Quelques mois plus tard, en novembre 2021, le gouvernement et les organisations syndicales signaient un accord revalorisant la grille indiciaire des sages-femmes, très en-deçà des préconisations de l’Igas : une centaine d’euros brut. Par ailleurs, l’accord a instauré une « prime d’exercice médical »  de 240 euros net, mais uniquement pour les sages-femmes de la fonction publique hospitalière, à l’exclusion de celles de la territoriale. Enfin, comme l’ont fait remarquer plusieurs sénateurs dans des questions adressées au gouvernement, « les sages-femmes territoriales sont exclues du Ségur de la santé et ne perçoivent pas la prime du complément de traitement indiciaire (CTI) de 183 euros net mensuels dont bénéficient leurs consœurs hospitalières ». 

Ces sénateurs ont interpellé le gouvernement ce « traitement inégalitaire et injustifié ». Serge Mérillou (Dordogne), Céline Brulin (Seine-Maritime), Didier Mandelli (Vendée) ou encore Laurence Cohen (Val-de-Marne) ont tour à tour interpellé le gouvernement, en janvier et février dernier, pour dire leur incompréhension de cette différence de traitement : « Les sages-femmes territoriales ont pourtant les mêmes qualifications médicales, assument les mêmes responsabilités médicales pour les suivis obstétricaux et gynécologiques, et ce, auprès de femmes à risque de pathologies en lien avec leur vulnérabilités psycho-sociales », écrit Laurence Cohen. « Ce traitement inégalitaire est injustifié et menace à terme les missions de la protection maternelle et infantile (PMI) et l'avenir même de cette profession du fait du manque d'attractivité salariale », ajoute Serge Mérillou dans sa question. 

Missions « non assimilables » 

Dans une réponse commune à ces questions, le ministère de la Cohésion des territoires et des Relations avec les collectivités territoriales justifie la différence de traitement entre les deux versants de la fonction publique. Si le gouvernement « n'envisage pas d'étendre le bénéfice de la prime d'exercice médical aux sages-femmes territoriales », c’est parce que « les missions des sages-femmes territoriales, notamment au sein des services départementaux de protection maternelle et infantile (PMI), n'est pas assimilables aux missions d'exercice médical exercées par les sages-femmes hospitalières au sein des établissements de santé ». 
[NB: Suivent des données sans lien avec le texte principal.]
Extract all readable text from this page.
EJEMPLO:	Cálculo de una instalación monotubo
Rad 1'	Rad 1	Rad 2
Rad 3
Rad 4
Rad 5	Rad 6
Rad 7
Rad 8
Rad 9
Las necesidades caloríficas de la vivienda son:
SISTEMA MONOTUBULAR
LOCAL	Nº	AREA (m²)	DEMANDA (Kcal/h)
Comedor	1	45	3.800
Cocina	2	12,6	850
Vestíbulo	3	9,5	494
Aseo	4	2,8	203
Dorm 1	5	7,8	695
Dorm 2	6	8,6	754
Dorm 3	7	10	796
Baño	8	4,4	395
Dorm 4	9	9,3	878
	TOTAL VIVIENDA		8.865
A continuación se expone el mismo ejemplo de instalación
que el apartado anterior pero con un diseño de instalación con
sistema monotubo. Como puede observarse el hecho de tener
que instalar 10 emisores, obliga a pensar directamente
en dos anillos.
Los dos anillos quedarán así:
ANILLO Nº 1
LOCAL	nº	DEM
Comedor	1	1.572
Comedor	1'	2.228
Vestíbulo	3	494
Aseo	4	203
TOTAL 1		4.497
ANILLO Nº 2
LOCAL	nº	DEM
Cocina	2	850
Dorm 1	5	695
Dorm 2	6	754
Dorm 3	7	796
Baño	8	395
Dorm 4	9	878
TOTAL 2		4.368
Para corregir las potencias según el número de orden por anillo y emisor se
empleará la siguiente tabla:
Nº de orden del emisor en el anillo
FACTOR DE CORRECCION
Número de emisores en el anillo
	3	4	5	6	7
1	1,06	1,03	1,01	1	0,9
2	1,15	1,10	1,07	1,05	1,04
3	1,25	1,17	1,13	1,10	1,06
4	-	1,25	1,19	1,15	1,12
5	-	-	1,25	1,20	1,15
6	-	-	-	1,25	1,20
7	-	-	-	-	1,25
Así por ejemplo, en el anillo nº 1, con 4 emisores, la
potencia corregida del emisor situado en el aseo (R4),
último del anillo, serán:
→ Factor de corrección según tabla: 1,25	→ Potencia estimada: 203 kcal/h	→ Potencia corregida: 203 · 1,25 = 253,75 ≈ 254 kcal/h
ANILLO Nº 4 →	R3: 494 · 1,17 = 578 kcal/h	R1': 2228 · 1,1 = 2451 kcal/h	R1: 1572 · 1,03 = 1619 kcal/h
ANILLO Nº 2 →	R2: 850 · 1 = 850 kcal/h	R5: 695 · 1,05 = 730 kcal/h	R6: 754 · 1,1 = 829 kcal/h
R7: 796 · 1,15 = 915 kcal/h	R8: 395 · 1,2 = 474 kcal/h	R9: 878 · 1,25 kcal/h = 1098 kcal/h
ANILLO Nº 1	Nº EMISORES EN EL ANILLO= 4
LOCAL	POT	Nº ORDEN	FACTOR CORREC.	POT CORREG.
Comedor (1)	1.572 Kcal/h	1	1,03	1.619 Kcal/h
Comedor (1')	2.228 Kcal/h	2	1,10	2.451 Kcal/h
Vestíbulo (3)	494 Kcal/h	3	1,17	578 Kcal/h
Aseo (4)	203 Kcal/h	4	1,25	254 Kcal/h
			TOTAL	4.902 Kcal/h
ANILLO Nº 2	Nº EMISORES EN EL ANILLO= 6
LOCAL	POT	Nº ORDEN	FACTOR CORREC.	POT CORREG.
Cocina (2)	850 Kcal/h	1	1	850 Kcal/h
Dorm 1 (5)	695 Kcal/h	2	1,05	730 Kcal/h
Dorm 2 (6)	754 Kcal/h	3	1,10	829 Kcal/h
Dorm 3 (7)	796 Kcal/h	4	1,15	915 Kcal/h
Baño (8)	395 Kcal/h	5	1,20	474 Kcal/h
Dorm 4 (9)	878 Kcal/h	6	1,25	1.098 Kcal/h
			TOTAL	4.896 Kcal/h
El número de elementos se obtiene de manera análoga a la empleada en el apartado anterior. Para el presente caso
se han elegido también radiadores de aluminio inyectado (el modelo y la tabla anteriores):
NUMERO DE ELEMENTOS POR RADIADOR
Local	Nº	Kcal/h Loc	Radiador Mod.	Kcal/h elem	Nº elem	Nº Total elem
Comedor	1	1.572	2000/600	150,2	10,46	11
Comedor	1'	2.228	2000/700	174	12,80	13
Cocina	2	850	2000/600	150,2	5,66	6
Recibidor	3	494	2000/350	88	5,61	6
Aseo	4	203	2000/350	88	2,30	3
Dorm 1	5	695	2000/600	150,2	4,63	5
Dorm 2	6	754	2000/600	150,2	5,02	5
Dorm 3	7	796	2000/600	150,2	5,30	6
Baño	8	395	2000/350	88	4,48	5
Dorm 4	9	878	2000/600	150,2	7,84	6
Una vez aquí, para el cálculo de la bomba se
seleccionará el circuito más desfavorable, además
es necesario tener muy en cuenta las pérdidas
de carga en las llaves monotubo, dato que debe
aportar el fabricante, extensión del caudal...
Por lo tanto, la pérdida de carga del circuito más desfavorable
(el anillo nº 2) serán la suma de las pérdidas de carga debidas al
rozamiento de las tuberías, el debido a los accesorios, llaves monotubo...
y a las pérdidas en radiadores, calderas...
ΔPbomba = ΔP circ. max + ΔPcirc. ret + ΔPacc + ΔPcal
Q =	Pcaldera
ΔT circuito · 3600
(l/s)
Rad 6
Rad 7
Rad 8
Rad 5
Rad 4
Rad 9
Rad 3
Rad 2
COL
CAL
Le gouvernement se félicite en revanche de « la revalorisation significative des rémunérations des personnels paramédicaux prévue par les accords du Ségur de la santé »  (183 euros net mensuel), étendue aux sages-femmes travaillant « dans certains établissements sociaux et médico-sociaux créés ou gérés par les collectivités territoriales et leurs établissements publics »  depuis le 1er octobre dernier. 

Enfin, le gouvernement a publié, la semaine dernière, un décret « permettant aux départements d'instituer, par délibération, une prime de revalorisation pour les agents territoriaux qui exercent certaines fonctions, dont celles de sage-femme, au sein des services de PMI »  (lire Maire info de vendredi dernier).

Nouvel échelonnement

Le décret publié samedi fixe le nouvel échelonnement indiciaire « applicable au cadre d’emplois des sages-femmes territoriales »  (10 échelons pour sages-femmes de classe normale et 10 autres pour les sages-femmes hors-classe). Pour les sages-femmes de classe normale, les indices s’échelonnement désormais de 541 à 880 (et de 676 à 1027 pour les « hors-classe » ). 

« Lorsque cette revalorisation n'est pas équivalente sur certains échelons à celle des fonctionnaires des autres échelons, le décret prévoit le versement d'une indemnité différentielle » : celle-ci est fixée à 24,67 euros brut par mois (classe normale) et 49,33 euros brut par mois (hors classe). « Le montant de l'indemnité différentielle est réduit au prorata de la durée des services accomplis lorsque les fonctionnaires occupent un emploi à temps non complet et suit le sort du traitement en cas de travail à temps partiel et dans les divers cas d'absence prévus statutairement. ».